Psychopathology as a career

On 13th October of this year, Ricordi published a press notice, referring to an interview in Die Zeit with composer Georg Friedrich Haas, in which he reveals the difficulties he had with emancipating from his nazi youth: 

Earlier, Haas had revealed to the world that he had finally wholeheartedly accepted his psychopathological sexuality: 

If one would still doubt, in spite of the overwhelming evidence in modernism itself, that the movement was born from trauma and psychopathological conditions, Haas' revelations - so wholeheartedly shared with the world - are another proof of the sickness that is at the heart of the wish, to delete the entire dimension of musical communication and psychology, and to concentrate upon the pure sonic material.

Does Haas' work express morbidity? Or does it merely represent it, like Tracey Emin's bed does not express sordid life experience but merely represents it? Haas explores the properties of pure sound:

These are sonic variations, and they are, to some extent, stylized. But how interesting is that in itself? How much information (intellectual, aural, emotional, aesthetic) does it offer? Enough to ask for the listener's time and attention? If you don't expect music, but the changing shades of colours in pure sound, it may be interesting for a while.

Haas experienced the work of John Cage as a liberation from 'order', which he (Haas) clearly understood as 'suppression'. If you think the concept of order is merely restricting you, the last thing you should comtemplate is to become an artist. Cage wanted to exclude human intervention from music and the liberation of sound  as an aesthetic phenomenon in itself, not needing artistic manipulation.
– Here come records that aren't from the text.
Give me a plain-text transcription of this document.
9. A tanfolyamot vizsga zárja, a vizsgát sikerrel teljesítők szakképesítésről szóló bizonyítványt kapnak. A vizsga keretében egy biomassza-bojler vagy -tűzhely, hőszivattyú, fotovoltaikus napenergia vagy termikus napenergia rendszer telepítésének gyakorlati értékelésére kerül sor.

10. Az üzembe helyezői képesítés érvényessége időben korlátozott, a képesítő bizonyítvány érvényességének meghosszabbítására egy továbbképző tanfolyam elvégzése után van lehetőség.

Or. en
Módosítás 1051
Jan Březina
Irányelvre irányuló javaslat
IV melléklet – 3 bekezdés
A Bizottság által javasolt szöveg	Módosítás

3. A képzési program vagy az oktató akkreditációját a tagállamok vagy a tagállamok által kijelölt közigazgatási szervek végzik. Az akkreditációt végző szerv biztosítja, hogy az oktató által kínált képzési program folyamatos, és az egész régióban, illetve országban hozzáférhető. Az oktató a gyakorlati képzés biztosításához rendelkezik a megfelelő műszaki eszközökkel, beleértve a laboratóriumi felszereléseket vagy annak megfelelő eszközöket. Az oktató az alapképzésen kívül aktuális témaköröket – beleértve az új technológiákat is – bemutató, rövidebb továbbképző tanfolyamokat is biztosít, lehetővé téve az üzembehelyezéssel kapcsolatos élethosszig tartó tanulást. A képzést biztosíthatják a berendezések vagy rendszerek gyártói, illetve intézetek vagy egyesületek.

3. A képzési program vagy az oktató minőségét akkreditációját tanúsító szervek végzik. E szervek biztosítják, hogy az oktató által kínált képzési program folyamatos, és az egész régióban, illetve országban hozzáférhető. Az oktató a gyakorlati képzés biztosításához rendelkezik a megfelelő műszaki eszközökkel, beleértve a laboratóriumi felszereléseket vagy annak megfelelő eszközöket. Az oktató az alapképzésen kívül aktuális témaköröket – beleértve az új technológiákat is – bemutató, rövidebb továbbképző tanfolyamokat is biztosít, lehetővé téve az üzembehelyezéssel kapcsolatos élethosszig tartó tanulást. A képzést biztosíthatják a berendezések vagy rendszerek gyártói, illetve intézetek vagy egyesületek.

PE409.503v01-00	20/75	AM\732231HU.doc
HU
The result is not music, of course, which is an art form, and all art forms are results of human aesthetic manipulations of their material, and as such carry psychic and aesthetic content. Cage never understood what art is, let alone what music is. I can only consider Haas as an incredibly naive and damaged person without understanding of art, music, and of civil society - so, perfectly suited for a career in the modern music scene.
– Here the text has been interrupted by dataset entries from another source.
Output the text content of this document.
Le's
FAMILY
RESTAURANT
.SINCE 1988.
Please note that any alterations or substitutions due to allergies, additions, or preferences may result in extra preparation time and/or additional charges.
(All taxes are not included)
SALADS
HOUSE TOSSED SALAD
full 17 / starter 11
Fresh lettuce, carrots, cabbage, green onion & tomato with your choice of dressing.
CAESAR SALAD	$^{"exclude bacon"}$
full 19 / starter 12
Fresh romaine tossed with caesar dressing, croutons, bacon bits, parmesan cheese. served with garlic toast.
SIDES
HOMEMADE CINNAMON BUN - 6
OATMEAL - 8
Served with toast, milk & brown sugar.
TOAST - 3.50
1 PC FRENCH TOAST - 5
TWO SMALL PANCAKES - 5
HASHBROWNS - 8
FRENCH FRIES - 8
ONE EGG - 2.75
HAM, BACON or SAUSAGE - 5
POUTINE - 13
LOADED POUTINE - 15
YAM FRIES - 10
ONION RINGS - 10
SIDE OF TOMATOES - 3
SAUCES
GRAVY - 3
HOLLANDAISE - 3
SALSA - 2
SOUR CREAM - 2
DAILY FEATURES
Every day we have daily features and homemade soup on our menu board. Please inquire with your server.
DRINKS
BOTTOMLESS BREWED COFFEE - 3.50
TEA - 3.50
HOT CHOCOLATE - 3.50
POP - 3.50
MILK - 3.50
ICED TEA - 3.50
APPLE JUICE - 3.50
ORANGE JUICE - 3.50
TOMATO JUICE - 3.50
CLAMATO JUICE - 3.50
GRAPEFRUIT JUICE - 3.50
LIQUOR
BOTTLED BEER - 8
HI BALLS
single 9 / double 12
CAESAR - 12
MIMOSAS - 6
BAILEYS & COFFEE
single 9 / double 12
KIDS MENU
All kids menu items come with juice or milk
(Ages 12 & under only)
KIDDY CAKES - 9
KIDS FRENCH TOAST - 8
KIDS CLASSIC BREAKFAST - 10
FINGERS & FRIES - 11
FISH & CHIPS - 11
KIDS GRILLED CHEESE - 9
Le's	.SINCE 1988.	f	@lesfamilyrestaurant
A title like 'Dark Dreams' does seem to be an appropriate description of Haas' entire artistic project: 

Interestingly, at the end of this piece, something like music appears, as a voice from another world, screaming and mumbling as if from a dark pit from which there is no escape. There may still be a composer of music hidden in this man. 

Stockhausen was, as a teenager, traumatized during the last days of WW II, Xenakis was similarly traumatized. I know of a modernist composer, who gave-up his composition because even as modernism it was hopelessly amateurish, and took-up a career as a conductor of new music with various specialized ensembles, and as a loud propagandist of modernism, attacking the central performance culture as a whole, in his opinion a mere bourgeois playground of stale convention. His poisonous fanaticism was effective and reminded one of the Spanish inquisition, Nazis and the enthusiasm of Lenin and Stalin. This composer's parents, who were both psychiatrists, had committed suicide when he was a teenager. Obviously, that is not the best preparation for aesthetic creation - unless one is endowed with something like a spiritual inspiration.

Modernism is (was? it is still around) something reflecting sickness. No creative developments can be expected from it.

In the modern scene, Haas' sonic art is much appreciated, and one can understand why: it reflects and vindicates the morbid, nihilist emptiness of postwar modernism, the tragedy of a lifeless world amidst the ruins of a musical culture - ruins that only exist in the hearts and minds of traumatized people with pathological psycho problems.